TOMBEE DES NUES
Helena fuyait sans regarder derrière elle. La honte la submergeait mais elle ne pouvait plus faire marche arrière. Elle n'avait pas pris le temps d'enfiler des vêtements chauds en quittant le château et ne portait que sa chemise, vêtement bien insuffisant pour l'altitude à laquelle elle volait à présent. Ses pieds se couvraient de givre, ses doigts bleuis agrippaient le manche, ses épaules dénudées tremblaient dans le vent.
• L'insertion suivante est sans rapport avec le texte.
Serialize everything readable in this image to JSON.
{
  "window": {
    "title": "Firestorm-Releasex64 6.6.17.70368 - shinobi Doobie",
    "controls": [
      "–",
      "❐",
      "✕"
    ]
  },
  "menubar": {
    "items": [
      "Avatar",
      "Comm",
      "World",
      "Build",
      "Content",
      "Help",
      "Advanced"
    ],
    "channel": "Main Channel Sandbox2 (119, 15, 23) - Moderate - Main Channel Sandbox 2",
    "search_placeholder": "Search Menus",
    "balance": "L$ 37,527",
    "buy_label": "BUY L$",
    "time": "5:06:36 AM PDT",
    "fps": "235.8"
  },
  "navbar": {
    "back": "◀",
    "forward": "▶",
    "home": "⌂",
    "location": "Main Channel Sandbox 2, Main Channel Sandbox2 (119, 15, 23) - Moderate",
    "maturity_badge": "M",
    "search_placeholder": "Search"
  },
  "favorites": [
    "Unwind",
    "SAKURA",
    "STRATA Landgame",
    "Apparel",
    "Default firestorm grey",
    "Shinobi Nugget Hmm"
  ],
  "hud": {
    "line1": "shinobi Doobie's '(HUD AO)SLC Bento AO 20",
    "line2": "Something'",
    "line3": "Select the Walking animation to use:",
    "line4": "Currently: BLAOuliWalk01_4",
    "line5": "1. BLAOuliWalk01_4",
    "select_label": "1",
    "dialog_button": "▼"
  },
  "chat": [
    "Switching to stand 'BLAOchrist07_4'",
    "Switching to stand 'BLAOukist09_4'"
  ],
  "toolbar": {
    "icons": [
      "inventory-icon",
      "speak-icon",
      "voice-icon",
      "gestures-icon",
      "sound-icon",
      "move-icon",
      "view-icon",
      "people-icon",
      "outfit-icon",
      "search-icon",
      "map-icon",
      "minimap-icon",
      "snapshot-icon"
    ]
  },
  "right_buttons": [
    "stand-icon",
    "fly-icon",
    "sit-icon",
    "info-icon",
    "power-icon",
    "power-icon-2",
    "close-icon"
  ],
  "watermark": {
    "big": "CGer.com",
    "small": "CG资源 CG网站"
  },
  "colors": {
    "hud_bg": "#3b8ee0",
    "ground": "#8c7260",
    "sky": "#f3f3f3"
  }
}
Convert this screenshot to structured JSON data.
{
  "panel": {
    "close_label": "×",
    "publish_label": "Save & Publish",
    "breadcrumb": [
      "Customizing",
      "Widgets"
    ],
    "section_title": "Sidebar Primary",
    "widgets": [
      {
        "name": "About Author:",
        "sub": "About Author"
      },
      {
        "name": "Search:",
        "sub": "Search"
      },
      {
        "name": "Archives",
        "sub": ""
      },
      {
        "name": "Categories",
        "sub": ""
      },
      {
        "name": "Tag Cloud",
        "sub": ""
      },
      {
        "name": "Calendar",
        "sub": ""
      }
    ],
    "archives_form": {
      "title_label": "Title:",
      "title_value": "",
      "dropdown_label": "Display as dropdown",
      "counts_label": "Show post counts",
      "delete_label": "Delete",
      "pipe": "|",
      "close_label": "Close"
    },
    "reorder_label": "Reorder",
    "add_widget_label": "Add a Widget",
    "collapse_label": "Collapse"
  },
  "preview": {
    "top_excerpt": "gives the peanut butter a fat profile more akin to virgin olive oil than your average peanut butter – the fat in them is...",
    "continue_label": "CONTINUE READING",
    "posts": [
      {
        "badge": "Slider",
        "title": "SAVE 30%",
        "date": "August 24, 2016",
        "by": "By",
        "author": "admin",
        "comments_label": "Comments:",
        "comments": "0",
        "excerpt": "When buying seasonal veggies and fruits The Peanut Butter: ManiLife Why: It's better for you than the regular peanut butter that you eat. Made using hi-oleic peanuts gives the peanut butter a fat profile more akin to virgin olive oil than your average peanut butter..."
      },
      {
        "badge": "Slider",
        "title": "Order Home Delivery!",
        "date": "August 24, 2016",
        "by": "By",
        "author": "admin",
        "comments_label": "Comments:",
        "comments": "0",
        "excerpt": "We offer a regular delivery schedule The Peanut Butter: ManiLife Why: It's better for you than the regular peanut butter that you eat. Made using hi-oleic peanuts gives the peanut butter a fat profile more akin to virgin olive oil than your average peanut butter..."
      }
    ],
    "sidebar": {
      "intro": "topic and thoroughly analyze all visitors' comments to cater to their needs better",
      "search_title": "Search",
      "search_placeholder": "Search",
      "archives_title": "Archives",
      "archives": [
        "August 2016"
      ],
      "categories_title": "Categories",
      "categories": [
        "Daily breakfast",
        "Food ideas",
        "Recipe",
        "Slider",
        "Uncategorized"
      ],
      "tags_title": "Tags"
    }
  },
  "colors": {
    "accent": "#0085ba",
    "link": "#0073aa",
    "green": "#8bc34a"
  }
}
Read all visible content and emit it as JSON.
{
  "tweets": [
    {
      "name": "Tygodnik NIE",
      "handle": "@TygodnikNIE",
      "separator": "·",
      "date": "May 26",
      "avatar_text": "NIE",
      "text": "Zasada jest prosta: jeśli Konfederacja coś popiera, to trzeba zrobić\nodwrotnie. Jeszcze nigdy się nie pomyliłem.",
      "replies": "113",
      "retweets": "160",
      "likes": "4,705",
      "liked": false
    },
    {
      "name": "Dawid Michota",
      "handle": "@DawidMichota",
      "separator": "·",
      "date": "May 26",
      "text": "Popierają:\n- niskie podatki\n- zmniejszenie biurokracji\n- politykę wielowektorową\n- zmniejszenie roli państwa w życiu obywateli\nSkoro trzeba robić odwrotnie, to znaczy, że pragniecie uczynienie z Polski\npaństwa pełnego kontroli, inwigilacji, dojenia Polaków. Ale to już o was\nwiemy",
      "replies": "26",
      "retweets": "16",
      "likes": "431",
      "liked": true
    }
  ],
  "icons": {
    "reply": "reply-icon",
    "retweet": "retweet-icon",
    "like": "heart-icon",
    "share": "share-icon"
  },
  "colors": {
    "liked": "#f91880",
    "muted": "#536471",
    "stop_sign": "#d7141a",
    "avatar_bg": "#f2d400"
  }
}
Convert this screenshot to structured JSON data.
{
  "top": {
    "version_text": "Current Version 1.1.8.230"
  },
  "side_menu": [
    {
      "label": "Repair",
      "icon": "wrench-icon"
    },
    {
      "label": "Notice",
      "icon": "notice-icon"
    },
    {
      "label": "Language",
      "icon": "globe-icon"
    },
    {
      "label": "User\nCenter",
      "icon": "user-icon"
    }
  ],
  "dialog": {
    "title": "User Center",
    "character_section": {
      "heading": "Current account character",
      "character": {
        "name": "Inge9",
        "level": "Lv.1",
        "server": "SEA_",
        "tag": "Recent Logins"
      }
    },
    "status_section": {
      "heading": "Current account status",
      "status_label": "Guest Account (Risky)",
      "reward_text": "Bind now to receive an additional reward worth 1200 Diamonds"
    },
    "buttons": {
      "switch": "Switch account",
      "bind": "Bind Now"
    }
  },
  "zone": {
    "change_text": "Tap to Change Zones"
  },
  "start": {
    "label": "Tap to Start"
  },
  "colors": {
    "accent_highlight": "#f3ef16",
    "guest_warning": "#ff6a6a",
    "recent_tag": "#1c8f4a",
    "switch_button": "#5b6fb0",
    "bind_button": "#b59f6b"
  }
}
Mais le diadème d'or rouge posé sur sa tête, tel un entrelacs de rayons du soleil couchant, l'empêchait de remettre les pieds à Hogwarts*. L'école où elle était née était pour elle fermée à jamais. Plus jamais elle n'errerait dans l'immense bibliothèque plus jamais elle n'écouterait les histoires de Tante Helga plus jamais elle n'admirerait Oncle Godric manier sa grande épée devant des élèves émerveillés plus jamais elle n'entendrait parler de Salazar, ce père qui les avaient tous abandonnés et qu'elle n'avait jamais connu plus jamais elle ne verrait sa mère sourire devant l'intelligence des jeunes sorciers auxquels elle prodiguait son enseignement.
Et les larmes d'Helena Ravenclaw** gelaient sur son visage.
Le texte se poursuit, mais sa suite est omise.